I numeri che contano
- Prezzi al metro quadro a Milano per immobili di pregio: fino a 31.000 euro.
- Il segmento di pregio non segue le logiche immobiliari tradizionali.
- Le maxi vendite sono il motore principale dell’aumento dei prezzi.
- Il mercato del lusso è disancorato dal resto del mercato.
Cosa sta succedendo
L’analisi del Sole 24 Ore Casa sottolinea come a Milano il mercato degli immobili di pregio sia trainato da “maxi vendite” che spingono i prezzi a livelli record, raggiungendo punte di 31.000 euro al metro quadro. Questo dato è emblematico di un trend che vede il lusso come un’isola felice, immune alle dinamiche che influenzano il resto del settore. A determinare questo scenario è una combinazione di fattori: la disponibilità limitata di proprietà esclusive, l’attrattiva di Milano come hub economico e finanziario internazionale e la presenza di una clientela facoltosa, sia italiana che estera, alla ricerca di investimenti sicuri e di prestigio.
Questo fenomeno non è solo una questione di prezzi elevati, ma riflette una domanda specifica per immobili che offrono caratteristiche uniche: location esclusive, design di alto livello, servizi personalizzati e una qualità costruttiva superiore. Gli acquirenti di questo segmento non sono solo alla ricerca di una casa, ma di uno status symbol e di un investimento che mantenga il suo valore nel tempo. La capacità di un immobile di generare un ritorno non solo economico, ma anche in termini di prestigio e qualità della vita, è fondamentale in questo contesto.
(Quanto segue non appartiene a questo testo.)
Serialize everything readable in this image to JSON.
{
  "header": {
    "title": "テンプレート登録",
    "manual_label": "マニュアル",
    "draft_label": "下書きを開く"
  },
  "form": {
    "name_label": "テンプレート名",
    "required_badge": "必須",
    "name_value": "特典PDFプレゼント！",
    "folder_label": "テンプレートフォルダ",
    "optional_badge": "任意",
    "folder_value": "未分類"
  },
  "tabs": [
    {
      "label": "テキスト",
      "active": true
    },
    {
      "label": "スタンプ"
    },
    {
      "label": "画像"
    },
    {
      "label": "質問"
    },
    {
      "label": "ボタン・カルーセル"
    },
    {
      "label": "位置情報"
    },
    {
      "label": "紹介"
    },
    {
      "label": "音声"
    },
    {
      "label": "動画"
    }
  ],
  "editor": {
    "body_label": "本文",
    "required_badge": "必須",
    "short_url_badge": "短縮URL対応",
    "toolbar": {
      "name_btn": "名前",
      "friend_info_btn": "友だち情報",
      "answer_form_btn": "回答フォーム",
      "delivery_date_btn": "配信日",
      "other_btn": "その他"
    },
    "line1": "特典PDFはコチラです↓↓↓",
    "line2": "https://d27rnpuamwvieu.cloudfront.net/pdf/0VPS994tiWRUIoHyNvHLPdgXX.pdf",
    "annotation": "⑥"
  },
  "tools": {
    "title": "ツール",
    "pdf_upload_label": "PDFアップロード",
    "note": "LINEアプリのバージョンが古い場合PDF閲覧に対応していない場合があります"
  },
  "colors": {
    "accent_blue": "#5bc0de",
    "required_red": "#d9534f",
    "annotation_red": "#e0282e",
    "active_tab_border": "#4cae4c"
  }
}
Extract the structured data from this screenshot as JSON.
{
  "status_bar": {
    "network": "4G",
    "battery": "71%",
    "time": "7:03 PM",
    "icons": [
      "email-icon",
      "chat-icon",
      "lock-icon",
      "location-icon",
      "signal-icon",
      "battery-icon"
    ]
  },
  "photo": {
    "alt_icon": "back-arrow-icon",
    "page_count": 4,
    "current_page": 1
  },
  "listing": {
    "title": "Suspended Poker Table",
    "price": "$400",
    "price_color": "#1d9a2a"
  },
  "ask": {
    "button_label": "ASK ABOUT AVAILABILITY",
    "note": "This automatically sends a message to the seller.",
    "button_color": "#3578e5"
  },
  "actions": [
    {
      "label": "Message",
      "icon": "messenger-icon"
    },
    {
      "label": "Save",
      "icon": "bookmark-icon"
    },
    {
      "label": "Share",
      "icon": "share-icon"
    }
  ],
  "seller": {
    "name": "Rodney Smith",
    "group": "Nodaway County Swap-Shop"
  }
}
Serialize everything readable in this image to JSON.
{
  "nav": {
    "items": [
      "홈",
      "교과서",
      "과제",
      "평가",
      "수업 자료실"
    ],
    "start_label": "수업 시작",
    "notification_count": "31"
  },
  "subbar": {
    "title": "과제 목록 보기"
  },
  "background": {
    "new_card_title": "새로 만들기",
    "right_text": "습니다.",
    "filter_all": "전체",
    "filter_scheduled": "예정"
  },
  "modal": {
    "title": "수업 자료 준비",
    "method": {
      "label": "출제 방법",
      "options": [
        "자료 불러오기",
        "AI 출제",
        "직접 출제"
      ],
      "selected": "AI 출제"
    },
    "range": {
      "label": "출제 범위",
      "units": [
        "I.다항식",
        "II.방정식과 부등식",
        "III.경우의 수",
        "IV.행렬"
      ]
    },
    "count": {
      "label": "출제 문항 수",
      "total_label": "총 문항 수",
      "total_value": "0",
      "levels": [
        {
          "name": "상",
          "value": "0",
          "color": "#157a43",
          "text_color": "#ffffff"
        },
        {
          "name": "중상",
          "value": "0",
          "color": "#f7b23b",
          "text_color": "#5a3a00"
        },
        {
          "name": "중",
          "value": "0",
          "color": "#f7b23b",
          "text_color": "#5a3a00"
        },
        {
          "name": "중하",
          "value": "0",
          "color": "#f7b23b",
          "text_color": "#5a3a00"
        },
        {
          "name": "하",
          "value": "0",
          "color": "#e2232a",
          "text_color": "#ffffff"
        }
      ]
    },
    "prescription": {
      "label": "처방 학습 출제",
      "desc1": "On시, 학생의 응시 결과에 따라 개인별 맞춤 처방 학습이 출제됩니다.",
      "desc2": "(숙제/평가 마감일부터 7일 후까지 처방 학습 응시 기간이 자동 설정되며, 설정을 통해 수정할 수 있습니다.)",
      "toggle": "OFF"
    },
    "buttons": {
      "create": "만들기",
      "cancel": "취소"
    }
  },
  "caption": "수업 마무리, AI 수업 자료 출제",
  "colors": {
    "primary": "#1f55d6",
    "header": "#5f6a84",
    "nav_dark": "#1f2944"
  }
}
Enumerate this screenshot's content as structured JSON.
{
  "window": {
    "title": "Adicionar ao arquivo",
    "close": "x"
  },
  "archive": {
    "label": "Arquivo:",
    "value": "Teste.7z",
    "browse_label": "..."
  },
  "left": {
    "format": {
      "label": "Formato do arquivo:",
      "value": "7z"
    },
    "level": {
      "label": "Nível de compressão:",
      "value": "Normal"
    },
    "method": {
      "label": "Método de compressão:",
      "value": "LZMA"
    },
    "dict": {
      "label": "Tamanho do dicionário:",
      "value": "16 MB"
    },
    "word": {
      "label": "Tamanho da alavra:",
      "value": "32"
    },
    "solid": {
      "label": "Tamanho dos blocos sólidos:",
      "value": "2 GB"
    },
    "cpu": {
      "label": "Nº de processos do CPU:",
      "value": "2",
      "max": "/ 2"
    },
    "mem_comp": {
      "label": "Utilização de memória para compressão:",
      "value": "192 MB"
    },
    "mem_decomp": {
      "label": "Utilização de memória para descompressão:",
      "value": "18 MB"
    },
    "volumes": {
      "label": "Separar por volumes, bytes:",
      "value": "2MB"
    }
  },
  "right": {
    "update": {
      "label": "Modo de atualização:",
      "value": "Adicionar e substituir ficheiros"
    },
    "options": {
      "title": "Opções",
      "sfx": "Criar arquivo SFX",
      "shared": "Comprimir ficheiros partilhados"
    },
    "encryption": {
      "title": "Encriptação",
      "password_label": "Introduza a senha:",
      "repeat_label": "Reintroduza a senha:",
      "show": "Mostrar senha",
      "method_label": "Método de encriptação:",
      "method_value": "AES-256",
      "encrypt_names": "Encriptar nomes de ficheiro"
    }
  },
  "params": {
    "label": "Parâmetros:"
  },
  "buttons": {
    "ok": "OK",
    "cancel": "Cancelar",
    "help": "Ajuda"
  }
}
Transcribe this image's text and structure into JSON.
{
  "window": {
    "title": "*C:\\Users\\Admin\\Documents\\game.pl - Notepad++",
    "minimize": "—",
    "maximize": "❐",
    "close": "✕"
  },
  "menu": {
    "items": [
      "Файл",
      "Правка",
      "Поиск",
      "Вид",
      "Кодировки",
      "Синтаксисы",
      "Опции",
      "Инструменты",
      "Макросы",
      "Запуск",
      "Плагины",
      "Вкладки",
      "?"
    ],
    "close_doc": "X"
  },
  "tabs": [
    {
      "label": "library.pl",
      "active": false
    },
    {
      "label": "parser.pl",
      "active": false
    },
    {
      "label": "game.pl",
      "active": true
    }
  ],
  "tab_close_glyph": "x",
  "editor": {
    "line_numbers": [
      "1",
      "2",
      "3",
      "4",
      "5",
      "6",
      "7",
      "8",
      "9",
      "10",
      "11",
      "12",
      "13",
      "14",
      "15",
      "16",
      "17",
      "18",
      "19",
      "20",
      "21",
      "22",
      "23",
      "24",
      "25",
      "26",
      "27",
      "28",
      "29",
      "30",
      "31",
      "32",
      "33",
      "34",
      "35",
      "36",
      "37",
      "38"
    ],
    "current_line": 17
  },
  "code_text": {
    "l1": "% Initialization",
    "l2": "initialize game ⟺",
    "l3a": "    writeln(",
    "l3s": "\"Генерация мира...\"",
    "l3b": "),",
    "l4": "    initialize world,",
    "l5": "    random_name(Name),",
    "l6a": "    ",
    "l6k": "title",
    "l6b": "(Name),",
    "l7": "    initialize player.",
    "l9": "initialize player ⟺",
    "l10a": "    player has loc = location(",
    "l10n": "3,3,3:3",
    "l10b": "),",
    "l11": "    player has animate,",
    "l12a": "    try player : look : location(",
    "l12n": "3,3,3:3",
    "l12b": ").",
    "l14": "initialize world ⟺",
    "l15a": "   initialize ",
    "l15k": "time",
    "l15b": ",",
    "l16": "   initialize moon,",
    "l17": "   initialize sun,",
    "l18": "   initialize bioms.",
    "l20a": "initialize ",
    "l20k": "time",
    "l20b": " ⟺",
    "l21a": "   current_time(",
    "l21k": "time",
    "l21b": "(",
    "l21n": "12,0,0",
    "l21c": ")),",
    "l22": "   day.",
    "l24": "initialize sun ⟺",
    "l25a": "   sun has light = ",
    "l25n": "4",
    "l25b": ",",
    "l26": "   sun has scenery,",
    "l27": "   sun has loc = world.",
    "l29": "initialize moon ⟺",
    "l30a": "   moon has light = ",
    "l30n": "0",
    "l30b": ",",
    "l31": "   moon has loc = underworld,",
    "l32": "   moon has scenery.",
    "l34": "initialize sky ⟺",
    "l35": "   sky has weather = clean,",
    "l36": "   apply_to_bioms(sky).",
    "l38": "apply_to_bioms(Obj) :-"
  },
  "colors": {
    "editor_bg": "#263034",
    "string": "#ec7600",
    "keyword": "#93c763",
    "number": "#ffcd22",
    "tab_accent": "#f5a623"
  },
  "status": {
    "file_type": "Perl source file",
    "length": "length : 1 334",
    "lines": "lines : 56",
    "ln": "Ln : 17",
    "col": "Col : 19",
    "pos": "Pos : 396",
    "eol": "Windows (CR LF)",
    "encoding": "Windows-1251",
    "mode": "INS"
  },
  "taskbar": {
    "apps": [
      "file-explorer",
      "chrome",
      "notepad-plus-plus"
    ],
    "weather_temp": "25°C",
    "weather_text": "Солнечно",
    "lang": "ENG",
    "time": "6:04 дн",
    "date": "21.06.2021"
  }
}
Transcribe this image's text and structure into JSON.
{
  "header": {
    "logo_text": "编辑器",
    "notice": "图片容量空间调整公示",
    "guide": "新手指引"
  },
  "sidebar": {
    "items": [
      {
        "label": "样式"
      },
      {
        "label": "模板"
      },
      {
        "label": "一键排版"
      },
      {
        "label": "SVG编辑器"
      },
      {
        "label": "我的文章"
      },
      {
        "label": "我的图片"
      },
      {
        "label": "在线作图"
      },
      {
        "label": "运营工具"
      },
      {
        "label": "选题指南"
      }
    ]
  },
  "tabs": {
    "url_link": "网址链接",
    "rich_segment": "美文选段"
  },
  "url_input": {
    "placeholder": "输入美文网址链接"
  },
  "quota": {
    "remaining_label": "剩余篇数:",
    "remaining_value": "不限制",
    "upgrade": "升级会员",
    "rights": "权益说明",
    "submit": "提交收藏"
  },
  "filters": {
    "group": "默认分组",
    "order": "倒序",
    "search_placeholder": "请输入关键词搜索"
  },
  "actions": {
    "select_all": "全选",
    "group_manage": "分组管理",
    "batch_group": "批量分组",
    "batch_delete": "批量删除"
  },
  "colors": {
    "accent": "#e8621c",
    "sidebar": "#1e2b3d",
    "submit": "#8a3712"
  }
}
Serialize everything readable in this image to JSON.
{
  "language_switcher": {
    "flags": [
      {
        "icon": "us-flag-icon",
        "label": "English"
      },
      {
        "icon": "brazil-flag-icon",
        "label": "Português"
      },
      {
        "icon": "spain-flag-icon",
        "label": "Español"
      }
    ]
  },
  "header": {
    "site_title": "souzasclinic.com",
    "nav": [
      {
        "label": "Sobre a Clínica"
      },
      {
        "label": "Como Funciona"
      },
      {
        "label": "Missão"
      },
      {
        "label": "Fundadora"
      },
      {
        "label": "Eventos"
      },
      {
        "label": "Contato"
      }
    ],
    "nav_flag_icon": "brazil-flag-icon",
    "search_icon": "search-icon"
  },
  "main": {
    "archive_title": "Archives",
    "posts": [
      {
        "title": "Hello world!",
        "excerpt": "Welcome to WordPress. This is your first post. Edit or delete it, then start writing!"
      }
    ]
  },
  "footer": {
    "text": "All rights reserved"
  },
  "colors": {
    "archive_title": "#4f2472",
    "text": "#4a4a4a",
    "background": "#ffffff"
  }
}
Le opportunità per gli operatori
Per gli operatori del settore immobiliare, l’andamento del mercato di pregio offre spunti significativi. Sebbene i valori raggiunti a Milano possano sembrare irraggiungibili per altre realtà, il principio di disancoramento dal mercato tradizionale e la ricerca di qualità e unicità sono universali. Le città del Sud Italia, ricche di storia, cultura e paesaggi mozzafiato, presentano un potenziale inespresso per lo sviluppo di immobili di pregio. Investire nella riqualificazione di edifici storici, nella creazione di residenze esclusive con vista mare o in contesti paesaggistici unici, può attrarre una clientela simile a quella che oggi investe a Milano, ma alla ricerca di un’esperienza di vita diversa, legata al fascino del Mediterraneo.
L’attenzione alla qualità dei materiali, al design, all’efficienza energetica e alla sostenibilità, unita alla valorizzazione delle specificità territoriali, può trasformare il Sud Italia in un polo attrattivo per il real estate di lusso. La creazione di servizi di alto livello, la promozione di uno stile di vita esclusivo e la cura dei dettagli sono elementi chiave per intercettare questa domanda e replicare, in scala e con le dovute specificità, il successo delle grandi metropoli.
Cosa significa per il Sud
Per il Sud Italia, l’analisi del mercato di pregio milanese non è solo un dato statistico, ma un invito a riflettere sulle proprie potenzialità. L’Osservatorio 2D Sviluppo Immobiliare di Domenico Dentamaro, con sede a Bari, crede fermamente che il Mezzogiorno possa e debba giocare un ruolo di primo piano in questo segmento. Le nostre città, con il loro patrimonio storico-artistico, le coste incantevoli e la qualità della vita ancora accessibile, offrono un terreno fertile per lo sviluppo di progetti immobiliari di lusso che possano attrarre investitori e acquirenti da tutto il mondo. È tempo di valorizzare le nostre eccellenze, di investire in qualità e innovazione, e di posizionare il Sud Italia come una destinazione di riferimento per il real estate di pregio, contribuendo così a una crescita economica e sociale duratura per l’intera regione.
Fonte primaria
Approfondimento basato su Sole 24 Ore Casa.